Noch sind wir nicht am Ziel; das kühne Wagniss
      
 Gelang noch nicht, allein es wird gelingen,
      
 Und freudig nehm' ich auf die eignen Schultern
      
 Für dich die grösste Hälfte der Gefahr.
      
 Mein Schicksal will ich an das deine ketten,
      
 Du trautes Kind. – An deines Vaters Hofe
      
 Bist du die einz'ge, die mich liebt von Herzen
      
 Und die ich selber liebe wie mein Leben.
      
 Du weisst, dein Vater fand mich als ein Mägdlein
      
 Bei deiner Mutter auf dem Felseneiland,
      
 Dahin die wilden Greifen uns getragen.
      
 Nach Kummer, Noth und mancherlei Bedrängniss
      
 Gelang's dem jungen Recken uns zu bringen
      
 Hierher in seines Vaters Reich, und Hilde
      
 Ward Hagens Weib, fand Liebe, Haus und Heimat.
      
 Ich aber ward die Magd.

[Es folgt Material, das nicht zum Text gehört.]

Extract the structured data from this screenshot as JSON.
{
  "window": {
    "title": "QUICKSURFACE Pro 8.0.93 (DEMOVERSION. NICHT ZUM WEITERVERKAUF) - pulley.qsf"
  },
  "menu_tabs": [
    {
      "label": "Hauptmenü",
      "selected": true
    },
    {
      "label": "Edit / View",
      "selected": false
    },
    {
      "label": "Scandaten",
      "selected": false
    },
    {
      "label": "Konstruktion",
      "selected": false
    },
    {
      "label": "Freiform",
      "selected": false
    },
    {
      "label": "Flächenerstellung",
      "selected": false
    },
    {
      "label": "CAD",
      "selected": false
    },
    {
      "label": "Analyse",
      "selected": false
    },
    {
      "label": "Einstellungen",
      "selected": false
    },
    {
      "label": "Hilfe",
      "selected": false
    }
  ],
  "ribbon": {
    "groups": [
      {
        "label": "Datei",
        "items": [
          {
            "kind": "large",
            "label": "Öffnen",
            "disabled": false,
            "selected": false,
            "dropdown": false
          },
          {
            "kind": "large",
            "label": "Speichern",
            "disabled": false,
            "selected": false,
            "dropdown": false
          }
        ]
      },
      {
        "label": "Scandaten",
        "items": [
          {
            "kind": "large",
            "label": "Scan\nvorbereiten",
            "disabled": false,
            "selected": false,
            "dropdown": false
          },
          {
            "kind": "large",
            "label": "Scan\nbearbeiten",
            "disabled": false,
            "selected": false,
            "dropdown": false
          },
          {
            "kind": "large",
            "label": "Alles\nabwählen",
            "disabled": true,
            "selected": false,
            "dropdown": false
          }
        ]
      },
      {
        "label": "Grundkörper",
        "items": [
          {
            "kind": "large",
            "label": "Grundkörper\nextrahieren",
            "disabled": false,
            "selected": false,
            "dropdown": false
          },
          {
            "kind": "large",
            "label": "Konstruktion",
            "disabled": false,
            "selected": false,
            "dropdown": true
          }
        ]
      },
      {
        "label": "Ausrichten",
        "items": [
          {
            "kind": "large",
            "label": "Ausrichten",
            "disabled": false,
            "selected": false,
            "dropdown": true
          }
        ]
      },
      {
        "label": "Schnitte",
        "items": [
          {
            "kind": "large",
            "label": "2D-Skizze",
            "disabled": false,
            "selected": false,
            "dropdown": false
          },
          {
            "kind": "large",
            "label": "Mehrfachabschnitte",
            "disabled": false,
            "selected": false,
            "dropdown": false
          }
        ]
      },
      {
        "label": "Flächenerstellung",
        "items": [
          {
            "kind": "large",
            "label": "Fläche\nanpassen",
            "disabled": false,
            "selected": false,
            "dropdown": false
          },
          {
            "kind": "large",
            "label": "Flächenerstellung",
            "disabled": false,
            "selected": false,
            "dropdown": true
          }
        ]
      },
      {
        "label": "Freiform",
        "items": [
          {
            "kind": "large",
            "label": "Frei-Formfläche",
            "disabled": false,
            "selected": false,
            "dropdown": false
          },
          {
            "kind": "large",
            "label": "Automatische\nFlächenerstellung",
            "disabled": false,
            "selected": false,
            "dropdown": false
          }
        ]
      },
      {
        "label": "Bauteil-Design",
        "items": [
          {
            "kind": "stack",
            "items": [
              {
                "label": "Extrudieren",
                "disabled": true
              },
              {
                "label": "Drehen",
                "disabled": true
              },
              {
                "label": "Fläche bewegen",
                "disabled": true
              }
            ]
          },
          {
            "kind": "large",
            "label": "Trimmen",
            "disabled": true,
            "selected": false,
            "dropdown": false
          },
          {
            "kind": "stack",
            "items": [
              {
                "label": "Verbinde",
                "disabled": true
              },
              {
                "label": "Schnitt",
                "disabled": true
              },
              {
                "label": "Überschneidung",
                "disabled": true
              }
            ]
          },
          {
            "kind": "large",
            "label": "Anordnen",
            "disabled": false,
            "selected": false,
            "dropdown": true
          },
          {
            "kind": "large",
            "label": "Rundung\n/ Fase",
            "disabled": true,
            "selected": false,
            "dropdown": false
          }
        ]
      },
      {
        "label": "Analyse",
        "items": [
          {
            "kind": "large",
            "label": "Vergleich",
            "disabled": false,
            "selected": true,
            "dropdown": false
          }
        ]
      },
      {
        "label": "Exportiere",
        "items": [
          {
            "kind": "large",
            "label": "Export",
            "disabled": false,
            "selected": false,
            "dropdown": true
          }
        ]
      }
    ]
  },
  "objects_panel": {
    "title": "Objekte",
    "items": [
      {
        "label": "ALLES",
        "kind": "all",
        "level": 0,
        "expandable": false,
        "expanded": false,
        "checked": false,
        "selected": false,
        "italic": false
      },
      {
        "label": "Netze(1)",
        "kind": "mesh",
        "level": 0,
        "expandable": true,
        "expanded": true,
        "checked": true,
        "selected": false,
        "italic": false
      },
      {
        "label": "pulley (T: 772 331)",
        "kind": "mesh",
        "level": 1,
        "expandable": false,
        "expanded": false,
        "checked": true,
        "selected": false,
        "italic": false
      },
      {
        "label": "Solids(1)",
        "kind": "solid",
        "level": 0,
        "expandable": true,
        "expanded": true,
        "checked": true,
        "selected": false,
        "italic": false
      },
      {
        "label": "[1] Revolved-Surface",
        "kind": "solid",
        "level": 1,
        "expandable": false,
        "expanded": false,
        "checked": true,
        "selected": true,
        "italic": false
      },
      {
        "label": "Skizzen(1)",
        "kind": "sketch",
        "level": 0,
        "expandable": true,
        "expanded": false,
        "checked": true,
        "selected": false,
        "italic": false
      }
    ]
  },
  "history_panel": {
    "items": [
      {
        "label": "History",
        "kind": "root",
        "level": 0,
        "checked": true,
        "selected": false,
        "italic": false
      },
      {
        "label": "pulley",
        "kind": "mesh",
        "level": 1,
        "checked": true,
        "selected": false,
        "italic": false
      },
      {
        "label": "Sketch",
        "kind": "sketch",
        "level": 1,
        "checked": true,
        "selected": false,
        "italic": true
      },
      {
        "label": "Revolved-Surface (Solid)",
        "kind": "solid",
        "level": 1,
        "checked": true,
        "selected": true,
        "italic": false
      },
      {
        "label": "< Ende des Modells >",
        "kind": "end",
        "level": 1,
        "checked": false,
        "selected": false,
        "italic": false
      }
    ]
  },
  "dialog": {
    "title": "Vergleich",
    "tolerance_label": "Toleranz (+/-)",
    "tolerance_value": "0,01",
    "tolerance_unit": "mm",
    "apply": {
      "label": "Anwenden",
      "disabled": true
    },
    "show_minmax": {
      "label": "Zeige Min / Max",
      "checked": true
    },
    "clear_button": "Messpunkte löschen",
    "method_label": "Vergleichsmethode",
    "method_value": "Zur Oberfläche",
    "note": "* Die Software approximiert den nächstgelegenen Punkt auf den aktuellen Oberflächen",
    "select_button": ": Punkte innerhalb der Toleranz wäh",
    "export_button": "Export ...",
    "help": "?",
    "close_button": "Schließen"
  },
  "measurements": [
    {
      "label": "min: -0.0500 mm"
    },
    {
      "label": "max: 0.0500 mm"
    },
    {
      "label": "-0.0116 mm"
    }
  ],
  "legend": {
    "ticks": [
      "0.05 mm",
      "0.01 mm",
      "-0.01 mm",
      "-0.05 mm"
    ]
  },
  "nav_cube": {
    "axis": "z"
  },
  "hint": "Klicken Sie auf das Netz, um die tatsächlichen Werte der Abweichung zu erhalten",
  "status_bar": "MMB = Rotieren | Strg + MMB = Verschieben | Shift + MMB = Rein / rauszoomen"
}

Doch lass mich schweigen.
      
 Was ich geduldet viele, lange Jahre,
      
 Du ahnst es nicht und kannst es nicht ermessen,
      
 Jetzt aber endlich ist der Tag gekommen,
      
 Da ich sie breche die verhasste Fessel,
      
 Und du, ich weiss es, wirst mir gern vergelten,
      
 Was ich gelitten und für dich gethan.«
So sprach Frau Hildburg, und die Arme schlang
      
 Um ihren Hals das Kind des wilden Hagen
      
 Und schwur's ihr zu. – Es schlug ihr Herz so bang,
      
 Doch froh begann der andern Herz zu schlagen.